Après avoir identifié les syllabes déterminantes pour chaque yomifuda, il faut savoir reconnaître la torifuda qui lui correspond et la repérer sur le terrain de jeu. Il n’est pas nécessaire de connaître les poèmes dans leur intégralité pour jouer.

On joue assis sur un tatami, les 2 joueurs se faisant face. Au début de la partie, les deux joueurs mélangent ensemble les 100 torifuda, face cachée. Puis il en choisissent 25 chacun et les disposent sur le terrain de jeu en respectant ces règles de bases :

            – d’une extrémité à l’autre le terrain fait 87 cm de long.

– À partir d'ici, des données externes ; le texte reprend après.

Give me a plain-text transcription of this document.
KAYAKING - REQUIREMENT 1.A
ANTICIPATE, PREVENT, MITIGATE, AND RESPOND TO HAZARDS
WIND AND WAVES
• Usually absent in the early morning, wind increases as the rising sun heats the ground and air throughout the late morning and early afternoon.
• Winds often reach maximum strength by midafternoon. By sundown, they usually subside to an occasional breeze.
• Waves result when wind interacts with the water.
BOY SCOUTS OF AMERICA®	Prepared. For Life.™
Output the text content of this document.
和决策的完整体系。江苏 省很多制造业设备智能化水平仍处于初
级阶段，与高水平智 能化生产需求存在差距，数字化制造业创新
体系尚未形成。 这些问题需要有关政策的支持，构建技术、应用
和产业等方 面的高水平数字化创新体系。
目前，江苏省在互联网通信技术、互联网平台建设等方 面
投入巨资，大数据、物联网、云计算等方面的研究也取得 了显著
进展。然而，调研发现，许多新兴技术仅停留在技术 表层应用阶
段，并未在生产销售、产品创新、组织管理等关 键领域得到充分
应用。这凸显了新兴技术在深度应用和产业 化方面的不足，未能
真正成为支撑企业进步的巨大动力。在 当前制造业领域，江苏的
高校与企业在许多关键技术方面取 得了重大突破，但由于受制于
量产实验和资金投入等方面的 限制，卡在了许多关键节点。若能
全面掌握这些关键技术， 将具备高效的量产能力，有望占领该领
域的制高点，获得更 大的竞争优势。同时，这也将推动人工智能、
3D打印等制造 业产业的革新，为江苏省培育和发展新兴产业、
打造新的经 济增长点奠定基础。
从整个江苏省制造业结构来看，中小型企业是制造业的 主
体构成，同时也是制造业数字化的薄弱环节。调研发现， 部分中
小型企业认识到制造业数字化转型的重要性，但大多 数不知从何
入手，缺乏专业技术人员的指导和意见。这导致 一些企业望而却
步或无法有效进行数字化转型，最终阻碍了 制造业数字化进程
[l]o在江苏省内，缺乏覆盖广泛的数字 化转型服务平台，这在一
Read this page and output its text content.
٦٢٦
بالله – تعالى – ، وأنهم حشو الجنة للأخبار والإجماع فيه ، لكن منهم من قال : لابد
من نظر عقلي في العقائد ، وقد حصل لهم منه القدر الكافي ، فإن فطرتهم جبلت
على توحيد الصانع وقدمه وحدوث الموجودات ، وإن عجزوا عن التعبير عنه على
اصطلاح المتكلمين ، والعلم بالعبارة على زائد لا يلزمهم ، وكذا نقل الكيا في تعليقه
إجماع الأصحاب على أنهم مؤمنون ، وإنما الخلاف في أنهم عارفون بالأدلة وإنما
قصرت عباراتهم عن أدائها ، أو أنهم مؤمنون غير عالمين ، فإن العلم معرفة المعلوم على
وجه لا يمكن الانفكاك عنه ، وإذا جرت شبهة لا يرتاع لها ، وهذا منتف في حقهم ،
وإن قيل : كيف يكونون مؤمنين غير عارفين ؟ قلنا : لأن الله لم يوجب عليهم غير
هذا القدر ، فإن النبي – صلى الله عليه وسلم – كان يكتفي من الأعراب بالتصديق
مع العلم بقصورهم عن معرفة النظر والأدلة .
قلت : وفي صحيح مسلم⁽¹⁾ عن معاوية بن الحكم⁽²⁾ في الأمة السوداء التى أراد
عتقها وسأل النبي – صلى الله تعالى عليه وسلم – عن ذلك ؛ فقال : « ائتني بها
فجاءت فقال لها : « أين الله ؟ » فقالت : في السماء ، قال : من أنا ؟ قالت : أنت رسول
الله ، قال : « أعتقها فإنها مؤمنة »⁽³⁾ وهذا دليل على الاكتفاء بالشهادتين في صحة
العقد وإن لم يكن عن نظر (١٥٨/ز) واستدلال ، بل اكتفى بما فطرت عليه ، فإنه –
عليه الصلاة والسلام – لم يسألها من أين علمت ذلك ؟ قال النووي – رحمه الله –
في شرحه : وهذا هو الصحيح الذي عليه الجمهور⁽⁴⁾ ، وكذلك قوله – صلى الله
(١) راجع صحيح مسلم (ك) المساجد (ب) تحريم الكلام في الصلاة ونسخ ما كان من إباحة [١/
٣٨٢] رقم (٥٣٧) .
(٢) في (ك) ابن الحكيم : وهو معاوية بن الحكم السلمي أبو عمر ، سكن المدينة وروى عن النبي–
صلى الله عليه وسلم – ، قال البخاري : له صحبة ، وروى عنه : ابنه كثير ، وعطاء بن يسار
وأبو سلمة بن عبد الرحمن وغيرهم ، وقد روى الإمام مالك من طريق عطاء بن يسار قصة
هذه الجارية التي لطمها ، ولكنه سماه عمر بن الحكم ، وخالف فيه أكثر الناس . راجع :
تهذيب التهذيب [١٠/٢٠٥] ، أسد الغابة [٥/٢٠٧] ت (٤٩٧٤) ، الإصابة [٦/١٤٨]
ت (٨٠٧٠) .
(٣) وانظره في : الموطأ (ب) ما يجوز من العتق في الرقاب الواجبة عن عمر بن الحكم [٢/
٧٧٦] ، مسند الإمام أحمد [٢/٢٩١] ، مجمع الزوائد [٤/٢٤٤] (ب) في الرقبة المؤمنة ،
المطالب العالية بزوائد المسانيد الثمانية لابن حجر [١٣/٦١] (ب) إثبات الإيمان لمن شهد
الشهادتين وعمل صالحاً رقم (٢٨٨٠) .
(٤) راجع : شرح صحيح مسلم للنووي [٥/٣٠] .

            – 1 cm doit séparer chaque rangé de carte

            – 3 cm séparent les terrains de jeu des 2 adversaires.

En dehors de ces règles, chaque joueur est libre de disposer comme il le souhaite ses carte. La disposition dépendra de sa façon de jouer.

Les 50 cartes qui n’apparaissent pas sur le terrain sont appelées cartes mortes. A la lecture de ces cartes mortes, les joueurs ne doivent pas toucher les cartes du terrain sous peine de commettre une faute.

Après avoir disposé les cartes, les joueurs disposent de 15 minutes pour les mémoriser. Au bout de ces 15 minutes, on salue son adversaire, puis le lecteur et le match commence. Celui qui n’a plus qu’une seule carte dans son jeu gagne la partie.

Voici, en gros, en quoi consiste le jeu. Maintenant, si vous voulez connaître plus en détail les règles du jeu, je vous invite à lire Les règles du karuta sur Japonpoko. Et pour ceux qui veulent aller encore plus loin : Débuter le karuta.

En attendant de vous y mettre, voici une vidéo d’un match :

En bas à gauche et à droite, un chiffre indique le nombre de cartes encore en jeu pour chaque joueur. Vous constaterez qu’avant de lire une carte, le lecteur prononce quelques vers d’introduction pendants lesquels les joueurs ne bougent pas.